Moving towards more plural and openly political histories of agricultural S&T in development requires an active effort of articulating alternative historical pathways and giving voice to a more diverse set of actors. There is a gap to be filled in assembling other agricultural histories, beyond the institutionalised (and inevitably sanitised) versions of these countries’ research institutions, that shed light on forgotten accomplishments, milestones, and heroes, including the contributions of women that are rendered invisible by male-centric epics.
This post is a summary of the paper “Epic narratives of the Green Revolution in Brazil, China, and India” published by Agriculture and Human Values.
*Post signed by Lídia Cabral, Poonam Pandey and Xu Xiuli
Lídia Cabral is a Research Fellow at the Institute of Development Studies, University of Sussex. She is a social scientist with training in development economics, social policy and development studies. Her research looks at the politics of agrifood science and technology and South-South relations. She coordinates research on the histories of the Green Revolution, looking at how epic narratives of the past shape contemporary transactions of technology in the global South. She is also developing research on food networks in the context of the Covid-19 pandemic across countries in the global North and South. She co-convenes the Development Studies Association Study Group on the Rising Powers.

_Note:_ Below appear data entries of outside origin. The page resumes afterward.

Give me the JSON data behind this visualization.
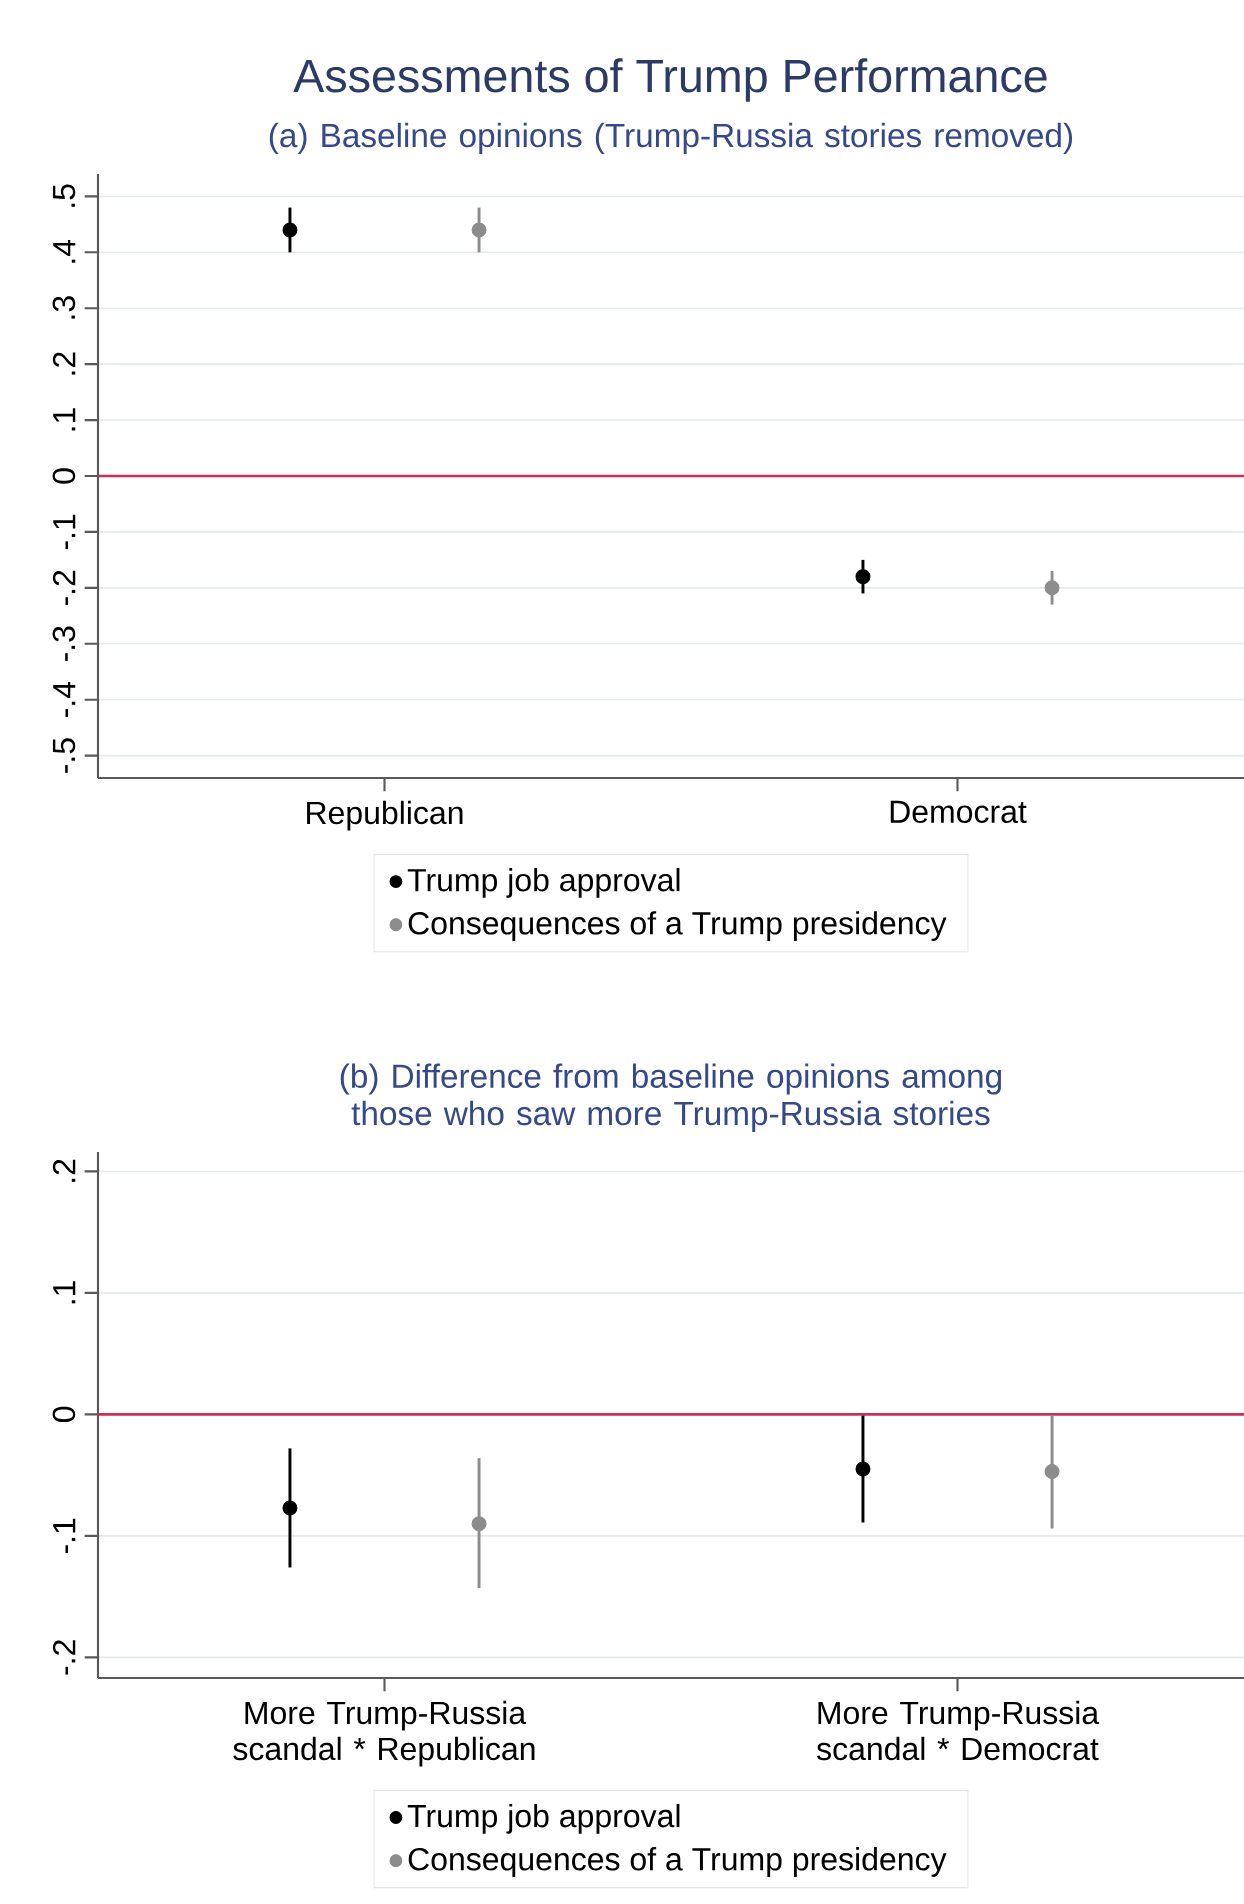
{
  "chart_data": [
    {
      "type": "scatter",
      "title": "Assessments of Trump Performance",
      "subtitle": "(a) Baseline opinions (Trump-Russia stories removed)",
      "categories": [
        "Republican",
        "Democrat"
      ],
      "series": [
        {
          "name": "Trump job approval",
          "color": "#000000",
          "values": [
            0.44,
            -0.18
          ],
          "errors": [
            [
              0.4,
              0.48
            ],
            [
              -0.21,
              -0.15
            ]
          ]
        },
        {
          "name": "Consequences of a Trump presidency",
          "color": "#8c8c8c",
          "values": [
            0.44,
            -0.2
          ],
          "errors": [
            [
              0.4,
              0.48
            ],
            [
              -0.23,
              -0.17
            ]
          ]
        }
      ],
      "ylim": [
        -0.54,
        0.54
      ],
      "yticks": [
        {
          "value": -0.5,
          "label": "-.5"
        },
        {
          "value": -0.4,
          "label": "-.4"
        },
        {
          "value": -0.3,
          "label": "-.3"
        },
        {
          "value": -0.2,
          "label": "-.2"
        },
        {
          "value": -0.1,
          "label": "-.1"
        },
        0,
        {
          "value": 0.1,
          "label": ".1"
        },
        {
          "value": 0.2,
          "label": ".2"
        },
        {
          "value": 0.3,
          "label": ".3"
        },
        {
          "value": 0.4,
          "label": ".4"
        },
        {
          "value": 0.5,
          "label": ".5"
        }
      ],
      "ref_lines": [
        {
          "axis": "y",
          "value": 0,
          "color": "#c8305c"
        }
      ],
      "grid": "y",
      "legend": "bottom",
      "marker": "circle"
    },
    {
      "type": "scatter",
      "title": "(b) Difference from baseline opinions among those who saw more Trump-Russia stories",
      "categories": [
        "More Trump-Russia scandal * Republican",
        "More Trump-Russia scandal * Democrat"
      ],
      "series": [
        {
          "name": "Trump job approval",
          "color": "#000000",
          "values": [
            -0.077,
            -0.045
          ],
          "errors": [
            [
              -0.126,
              -0.028
            ],
            [
              -0.089,
              -0.001
            ]
          ]
        },
        {
          "name": "Consequences of a Trump presidency",
          "color": "#8c8c8c",
          "values": [
            -0.09,
            -0.047
          ],
          "errors": [
            [
              -0.143,
              -0.036
            ],
            [
              -0.094,
              -0.001
            ]
          ]
        }
      ],
      "ylim": [
        -0.217,
        0.216
      ],
      "yticks": [
        {
          "value": -0.2,
          "label": "-.2"
        },
        {
          "value": -0.1,
          "label": "-.1"
        },
        0,
        {
          "value": 0.1,
          "label": ".1"
        },
        {
          "value": 0.2,
          "label": ".2"
        }
      ],
      "ref_lines": [
        {
          "axis": "y",
          "value": 0,
          "color": "#c8305c"
        }
      ],
      "grid": "y",
      "legend": "bottom",
      "marker": "circle"
    }
  ]
}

Poonam Pandey is an interdisciplinary researcher with training in agricultural biotechnology. Her advanced training comprises the fields of science policy, innovation studies, developmental studies and Science and Technology Studies. She is currently engaged in two broader themes related to agriculture: one concerning the vulnerability of agri-food systems in relation to international and national pressures of food and energy security; and a second one related to the role of socio-technical imaginaries such as the green revolution and the gene revolution in shaping future R&D trajectories of agriculture in the global South.
Xu Xiuli is Professor of Humanities and Development Studies at China Agricultural University and Dean of the College of International Development and Global Agriculture. Her research focuses on global development architecture and its daily operation, China’s overseas investment and foreign aid in African and Asian countries, the evolution of development thinking, and developmental state building in African countries. Xiuli is a member of the China International Development Research Network, and the Network of Southern Think Tanks. She has collaborated with development organisations such as UNOSSC, WB and UNDP.